Estamos diante de um quadro de isolamento nunca antes enfrentado, com agentes
públicos desqualificados para superá-lo. O ministro da Economia, Paulo Guedes,
que a cada dia se encolhe mais, acabou contagiado pela mediocridade do governo
que pretendia controlar no seu superministério.
O tratamento dado à China no governo Bolsonaro é ridículo, para dizer o menos.
Assumimos uma guerra que não é nossa, é dos Estados Unidos, passamos a dar
estocadas no nosso maior parceiro comercial e segunda economia do mundo,
consumidora voraz de commodities, que já começou a retaliar. Aumentou em 300% a
importação de soja dos Estados Unidos e reduziu a do Brasil.
Outras retaliações virão, e é impressionante que um técnico bem formado como
Guedes se deixe levar pela idiossincrasia do presidente em relação ao comunismo
chinês, desqualificando a vacina chinesa contra a Covid-19 para enaltecer o
poder da livre-iniciativa americana, que teria produzido uma vacina mais eficaz
que a chinesa.
Acontece que a vacina da Pfizer não é americana, mas alemã, e o Brasil quase só
tem a CoronaVac para vacinação interna — apenas 20% das doses são da
Oxford/Astrazeneca . Por si, seria razão suficiente para um governo normal ter
cuidados especiais com esse parceiro tão importante. Guedes pediu desculpas
devido à reação diplomática da China, que tem em suas fábricas o insumo
necessário para a fabricação da vacina no Instituto Butantan, em São Paulo, e
na Fiocruz, do Rio.
Até o momento, a maioria dos brasileiros não pode viajar porque ser brasileiro,
hoje, virou motivo para bloquear a entrada na maioria dos países do mundo, especialmente
na Europa e nos Estados Unidos. Quando a situação se normalizar, só os
felizardos que tiverem a sorte de se vacinar com a AstraZeneca poderão viajar
para a Europa, mas não para os Estados Unidos, que só aceita as vacinas da
Moderna e da Jansen, americanas, e da Pfizer, alemã.
Essas são questões de geopolítica que deveriam estar sendo analisadas desde o
início da pandemia. O governo Trump, negacionista como o de Bolsonaro, não
deixou de comprar vacinas em abundância, mais até do que a necessidade da
população dos Estados Unidos, e agora está distribuindo doses da vacina para
países necessitados, mas o Brasil não está nessa primeira leva.

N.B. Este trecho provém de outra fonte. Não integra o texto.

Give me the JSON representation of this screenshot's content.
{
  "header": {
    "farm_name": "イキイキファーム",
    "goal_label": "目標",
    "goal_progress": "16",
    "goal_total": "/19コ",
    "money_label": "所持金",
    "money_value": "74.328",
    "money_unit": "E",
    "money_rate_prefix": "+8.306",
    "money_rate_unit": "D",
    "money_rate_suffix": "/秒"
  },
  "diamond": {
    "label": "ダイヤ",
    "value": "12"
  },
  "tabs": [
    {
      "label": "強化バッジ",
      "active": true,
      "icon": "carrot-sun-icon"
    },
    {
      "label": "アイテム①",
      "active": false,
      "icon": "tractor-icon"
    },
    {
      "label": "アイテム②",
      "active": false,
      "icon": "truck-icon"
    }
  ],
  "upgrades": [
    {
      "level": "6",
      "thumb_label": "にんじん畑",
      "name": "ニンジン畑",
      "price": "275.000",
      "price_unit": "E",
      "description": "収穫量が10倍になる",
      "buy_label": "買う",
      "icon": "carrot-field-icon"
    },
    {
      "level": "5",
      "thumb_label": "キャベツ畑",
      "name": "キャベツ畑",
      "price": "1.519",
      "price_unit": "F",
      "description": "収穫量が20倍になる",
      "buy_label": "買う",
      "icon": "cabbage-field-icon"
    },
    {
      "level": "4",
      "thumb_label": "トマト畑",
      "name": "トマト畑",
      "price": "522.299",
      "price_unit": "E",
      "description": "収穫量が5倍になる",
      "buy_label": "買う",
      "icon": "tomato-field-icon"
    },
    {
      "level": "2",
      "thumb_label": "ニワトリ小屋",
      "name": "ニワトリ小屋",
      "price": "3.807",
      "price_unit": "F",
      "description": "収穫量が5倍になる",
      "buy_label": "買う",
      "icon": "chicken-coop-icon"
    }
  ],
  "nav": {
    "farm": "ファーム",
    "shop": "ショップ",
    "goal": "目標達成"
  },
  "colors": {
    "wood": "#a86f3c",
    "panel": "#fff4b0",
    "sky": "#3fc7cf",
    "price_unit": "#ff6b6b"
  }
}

A solidariedade internacional com a Índia, que vive uma crise humanitária de
proporções inéditas, é muito maior do que com o Brasil, mesmo o
primeiro-ministro Narendra Modi sendo um político direitista que idolatrava
Trump. Mas, ao contrário de Bolsonaro, não foi ingênuo a ponto de não
cumprimentar o presidente eleito Joe Biden.
A Índia também tem uma importância na geopolítica internacional que o Brasil
não tem, o que não recomenda uma política externa maniqueísta e não pragmática.
Não há como não admitir que, nessa geopolítica internacional, países como o
Brasil precisam se impor por seu soft power, que no nosso caso é muito bem
representado pela cultura — música, cinema, futebol — e passou a ser um
instrumento fundamental de nossa política externa, explorado na atuação exitosa
de nossas Forças Armadas nas missões de paz da ONU.
Um governo cheio de generais que comandaram as Forças brasileiras nas missões
das Nações Unidas para estabilização do Haiti já deveria ter entendido que a
posição do Brasil no mundo depende de fortalecermos nossas vantagens
comparativas, como deveríamos fazer no meio ambiente, e não na confrontação.